Following the suggestions from other folks (thanks!) on Arch Linux / Open NVidia driver bug tracker, this actually work for me on 515.76:

  1. I have a system with a RTX3060 connected to a HDMI monitor through a KVM switch (work monitor) and a RTX3060 connected directly to a DP monitor (calibrated for graphics work).

  2. I switch the KVM to other system, not the one with the RTX3060.

  3. I boot my system. Now the POST/linux console is on the DP monitor, usually it is on the HDMI. I login and run startx

  4. I switch the KVM back to the RTX3060 system and I have my usual dual display / GPU correctly working.

So it looks like there is something in the console initialization code specific to HDMI.
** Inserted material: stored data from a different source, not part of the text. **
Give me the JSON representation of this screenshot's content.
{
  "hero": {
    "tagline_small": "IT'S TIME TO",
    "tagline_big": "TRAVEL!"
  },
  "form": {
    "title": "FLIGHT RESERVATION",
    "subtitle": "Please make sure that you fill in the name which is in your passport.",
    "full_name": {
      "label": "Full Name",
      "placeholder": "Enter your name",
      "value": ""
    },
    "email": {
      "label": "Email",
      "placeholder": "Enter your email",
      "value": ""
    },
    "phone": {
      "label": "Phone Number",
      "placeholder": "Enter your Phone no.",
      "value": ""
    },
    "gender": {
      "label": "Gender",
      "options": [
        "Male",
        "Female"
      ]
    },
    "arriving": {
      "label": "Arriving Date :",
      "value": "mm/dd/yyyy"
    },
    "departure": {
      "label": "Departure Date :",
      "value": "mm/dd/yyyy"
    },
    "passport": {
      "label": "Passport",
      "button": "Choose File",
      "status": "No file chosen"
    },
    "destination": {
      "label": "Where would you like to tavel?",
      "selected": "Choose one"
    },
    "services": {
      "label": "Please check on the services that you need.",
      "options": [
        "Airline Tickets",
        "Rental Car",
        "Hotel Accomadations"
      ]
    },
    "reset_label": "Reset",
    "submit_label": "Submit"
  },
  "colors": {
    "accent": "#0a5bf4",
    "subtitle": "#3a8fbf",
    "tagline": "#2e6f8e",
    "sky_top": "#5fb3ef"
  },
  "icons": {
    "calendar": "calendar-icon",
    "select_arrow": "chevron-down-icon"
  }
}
black screen over here, hdmi 3060 and 3090, fedora and arch respectively. had to downgrade

Kernel 5.19.12-AMD
Driver 515.76
PCIe GPU RTX 3090 24G
Motherboard B550-A MC-7C56
CPU AMD Ryzen 9 5950X
Distribution Arch
TV SONY XR-42A90k
PORT HDMI

Symptom

Black screen when booting from 515.76 using HDMI. System eventually hard freezes. Unable to change TTY.

TEMP FIX: Add nvidia-drm.modeset=0 to /.etc/default/grub and run sudo grub-mkconfig -o /boot/grub/grub.cfg
Temporarily resolves the problem, but causes other issues with my system. Best to just downgrade the drivers.

Same issue here!

Driver 515.76
Nvidia 3090
AMD Ryzen 9 5950X

Black screen when booting from 515.76 using HDMI. The system eventually hard freezes. Unable to change TTY.

I’ve the same issue

Same issue on Ubuntu, single RTX3080 with TV connected to HDMI.

I switched from HDMI to DisplayPort and 515.76 works fine. Hmm.

I think I might try DP out as well but I need to buy one first.